You’re forgetting about the genetics that are needed to create an elite athlete. You can bring the kid to reach his full potential by hard work, good nutrition and training but without certain genetics his full potential won’t be good enough.
Look at the Olympic sprinters. Do you think money would allow your child to be that fast? The ACTN3 gene, is sometimes referred to as the “athlete gene”. In our muscles, the two main types of muscle fibres are slow-twitch and fast-twitch fibres. These are the easily identified genes that can found on a DNA saliva test.
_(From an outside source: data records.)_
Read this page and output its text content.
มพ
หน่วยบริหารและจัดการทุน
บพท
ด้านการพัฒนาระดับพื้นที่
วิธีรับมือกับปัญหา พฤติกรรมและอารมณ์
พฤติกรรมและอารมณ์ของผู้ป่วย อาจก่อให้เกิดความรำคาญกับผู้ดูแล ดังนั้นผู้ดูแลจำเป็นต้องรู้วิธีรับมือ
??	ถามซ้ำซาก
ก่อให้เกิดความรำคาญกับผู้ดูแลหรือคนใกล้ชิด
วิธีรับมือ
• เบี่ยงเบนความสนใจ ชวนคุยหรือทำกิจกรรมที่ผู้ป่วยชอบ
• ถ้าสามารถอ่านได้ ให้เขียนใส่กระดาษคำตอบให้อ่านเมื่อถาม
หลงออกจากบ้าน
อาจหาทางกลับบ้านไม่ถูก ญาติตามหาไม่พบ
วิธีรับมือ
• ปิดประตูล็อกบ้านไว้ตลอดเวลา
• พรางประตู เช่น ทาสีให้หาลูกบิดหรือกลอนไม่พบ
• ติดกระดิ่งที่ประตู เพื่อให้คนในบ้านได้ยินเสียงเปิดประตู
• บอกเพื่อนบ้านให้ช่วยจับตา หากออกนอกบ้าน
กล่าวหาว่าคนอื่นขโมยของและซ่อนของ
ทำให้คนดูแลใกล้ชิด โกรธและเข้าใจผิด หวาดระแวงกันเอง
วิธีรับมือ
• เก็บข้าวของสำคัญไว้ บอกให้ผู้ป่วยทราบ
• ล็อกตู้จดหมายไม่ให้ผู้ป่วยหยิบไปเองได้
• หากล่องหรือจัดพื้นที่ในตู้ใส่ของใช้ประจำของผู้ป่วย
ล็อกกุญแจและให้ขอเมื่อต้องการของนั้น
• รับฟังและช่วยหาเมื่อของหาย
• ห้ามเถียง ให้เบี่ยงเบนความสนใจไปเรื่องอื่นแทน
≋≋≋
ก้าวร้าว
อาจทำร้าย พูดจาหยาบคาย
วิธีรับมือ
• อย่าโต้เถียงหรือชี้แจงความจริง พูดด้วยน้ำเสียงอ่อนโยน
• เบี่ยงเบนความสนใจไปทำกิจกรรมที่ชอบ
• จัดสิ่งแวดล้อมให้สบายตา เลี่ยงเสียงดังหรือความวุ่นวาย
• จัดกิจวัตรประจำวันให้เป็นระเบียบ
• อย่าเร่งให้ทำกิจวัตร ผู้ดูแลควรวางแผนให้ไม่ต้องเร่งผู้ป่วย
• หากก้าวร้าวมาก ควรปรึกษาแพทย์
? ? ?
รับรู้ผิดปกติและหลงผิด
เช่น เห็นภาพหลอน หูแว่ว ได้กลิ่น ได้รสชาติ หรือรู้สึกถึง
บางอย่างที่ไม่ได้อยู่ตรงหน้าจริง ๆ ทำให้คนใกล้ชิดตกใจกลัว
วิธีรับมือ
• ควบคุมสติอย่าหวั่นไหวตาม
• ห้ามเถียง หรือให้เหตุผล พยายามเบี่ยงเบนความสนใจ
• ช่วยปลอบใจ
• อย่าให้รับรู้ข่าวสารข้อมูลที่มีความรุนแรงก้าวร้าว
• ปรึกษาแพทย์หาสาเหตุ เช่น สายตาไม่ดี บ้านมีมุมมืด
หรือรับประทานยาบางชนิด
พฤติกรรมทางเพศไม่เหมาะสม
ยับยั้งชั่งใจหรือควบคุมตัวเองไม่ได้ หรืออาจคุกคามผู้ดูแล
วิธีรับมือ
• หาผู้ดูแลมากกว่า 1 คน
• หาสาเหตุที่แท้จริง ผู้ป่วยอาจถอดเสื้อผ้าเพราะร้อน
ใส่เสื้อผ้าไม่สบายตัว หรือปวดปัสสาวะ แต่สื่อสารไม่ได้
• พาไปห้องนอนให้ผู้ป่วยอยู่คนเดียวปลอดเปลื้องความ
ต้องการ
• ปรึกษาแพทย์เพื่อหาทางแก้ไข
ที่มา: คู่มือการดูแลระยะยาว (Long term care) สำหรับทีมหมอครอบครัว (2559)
My family is middle class with a lot of athletes including pro athletes. Nobody needed crazy excessive training, no private coaches.
Both your lies about your family and your lack of understanding about how much training even the kid with great genetics undergo are comical.
Caleb Williams had a QB coach starting in 8th grade, Quincy Wilson has had professional coaching since 6th grade…the list goes on and on…
I don’t know, I think you have a pretty compelling list there of (let me count again) TWO examples of athletes who has professional coaching as kids. I think two gets you fully out of the realm of “anecdote” doesn’t it?
It’s everyone…considering you didnt even list your fake family pro athletes that’s infinitely more than your zero.
Name me one recent pro athlete that fits your description.
DP but are you asking for someone to name a professional athlete who got there not due to expensive private coaching but rather due to having superior genetics even though they were only middle class growing up?
You can’t be serious.
How can you possibly separate the two..even the ones with superior genetics all have private coaching. Everyone…they may get it for free or low cost…but they all get it.
So, yes name one that had no private coaching and turned pro.
I mean… I would think technically anyone who is on a high school team gets some form of private coaching (professional high school coaches are only going to coach the kids they personally select for their team, right?).
Maybe you need to define your terms here.
And if they’re getting extra private coaching for free, that’s because they have superior athletic ability and has nothing whatsoever to do with their family’s wealth or resources, so you are basically proving a PP’s point that if you’re athletic you don’t need money to make it…
I certainly don’t think some random Joe who has literally never been coached before is going to walk onto an NFL team.
I am uncertain as to the point you think you are making.
I won’t pretend to know anything about the NFL or NBA. I do know that most athletes around us had parents who were also athletes whether they were high school, college or pro. These kids are built for the sport and their parents know how to navigate the system.
My kid loves to play basketball. We have the money to pour into coaching. Dh and I are average height and no amount of money or coaching is getting him in the NBA. We are hoping he can make the high school basketball team.
I keep reading this.. we want our kids to be able to play on the high school team.. and in order to do that they must start the sport in elementary school and get lots of private coaching etc. Why? Why is it so important to play on the high school team? There are lots of sports organizations available where the kids can keep playing well into their high school years. Why do so much work to be able to play in high school?
The same parents frown upon those who do outside academic enrichment and even criticize those who get tutors for their kids in AP classes. Why is it okay to start coaching for athletics at a young age in the hopes of being able to play on high school teams but not okay to do academic enrichment?
The culture is messed up with so much focus and importance on sports.